IN SEPTEMBER 1898, Empress Elizabeth of Austria was assassinated in Geneva by an Italian anarchist. “I am living in the midst of world-history again,” Clemens observed to Twichell.58 Mark Twain wrote on.
“I have no special regard for Satan,” Mark Twain had written in “Concerning the Jews,” “but I can at least claim that I have no prejudice against him…we never hear his side.”59 Mark Twain seemed bent on rectifying that imbalance. As the year passed into autumn, he turned from “The Great Dark” to two more variations on the theme of Satanic visitation. The first of these was “Schoolhouse Hill,” a tale of the appearance in “Petersburg” of a “miraculous boy” who turns out to be the son of the Devil. Far from evil, “Forty-four,” as he is known, announces that he has come to cleanse the world of sin, his father’s legacy. Mark Twain’s extensive notes show that he intended to have “Forty-four” establish a new church with the goal of eradicating hypocrisy and the corrupted Moral Sense, and then fall in love, evidently with Hellfire Hotchkiss. But after six chapters, the author thought of a better way to tell his tale and abandoned that one.
“The Man That Corrupted Hadleyburg” is Mark Twain’s late-life masterpiece. He wrote it rapidly and compactly in December 1898, and
Harper’s published it a year later, as a novella of 17,500 words. Ingeniously plotted beyond any of his previous fiction, it efficiently unifies the field of his concerns for corrupt, prideful, deceitful, avaricious, deterministic Man. Its narrative is among the most familiar under his name: through the tidy, self-satisfied village of Hadleyburg, “the most honest and upright town in all the region,”60 passes a stranger—not Satan, in this case; not overtly, at least—whom the town somehow manages to offend.

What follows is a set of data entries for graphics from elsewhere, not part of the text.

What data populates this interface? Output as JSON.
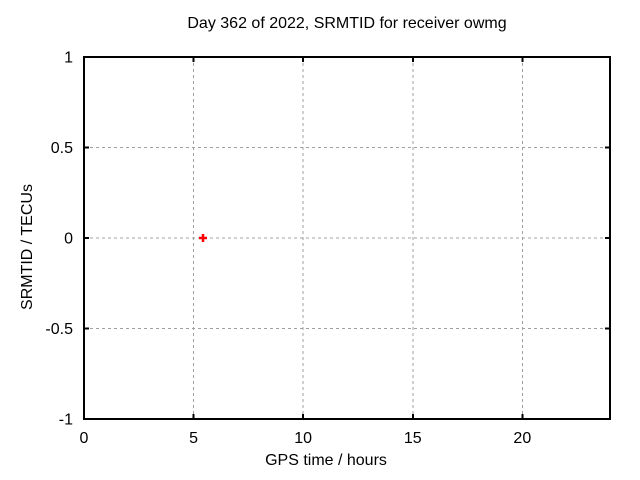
{
  "chart_data": {
    "type": "scatter",
    "title": "Day 362 of 2022, SRMTID for receiver owmg",
    "xlabel": "GPS time / hours",
    "ylabel": "SRMTID / TECUs",
    "xlim": [
      0,
      24
    ],
    "ylim": [
      -1,
      1
    ],
    "xticks": [
      0,
      5,
      10,
      15,
      20
    ],
    "yticks": [
      -1,
      -0.5,
      0,
      0.5,
      1
    ],
    "grid": true,
    "grid_style": "dashed",
    "legend": "none",
    "series": [
      {
        "name": "SRMTID",
        "marker": "plus",
        "color": "#ff0000",
        "points": [
          {
            "x": 5.43,
            "y": 0.0
          }
        ]
      }
    ],
    "colors": {
      "background": "#ffffff",
      "border": "#000000",
      "gridline": "#a0a0a0",
      "text": "#000000"
    }
  }
}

The stranger devises a revenge plan: he will humiliate Hadleyburg by exposing the town’s susceptibility to corruption. He returns there with a sack supposedly filled with gold to be given to the man (nonexistent) who, the stranger tells the bank cashier’s wife, saved his life by giving him twenty dollars on his last trip through. The test of the claimant’s authenticity, the stranger explains to the woman, will be his ability to repeat a remark he made to the stranger while giving him the handout. The stranger sees to it that the “remark” reaches each of the town’s nineteen leading citizens in a sealed envelope. The resulting chain of duplicity, opportunism, self-corruption, and dashed hopes (the “gold” in the sack turns out to be lead slugs) consummates a formally perfect fable and a withering summation of mankind.
ONE BY one, the supporting actors in the epic drama of Samuel Clemens’s life continued to withdraw from the stage—as they had been withdrawing since his early childhood. In March, word reached him that his old Washoe friend and rival Dan De Quille (William Wright) had died at sixty-eight in West Liberty, Iowa. He’d returned to Virginia City after publication of The Big Bonanza, survived a fire that leveled most of the mountainside boomtown and the folding of the Territorial Enterprise in 1893, but never fulfilled his early promise or his dreams. A literary collection of his, The Fighting Horse of the Stanislaus, finally got published in 1990.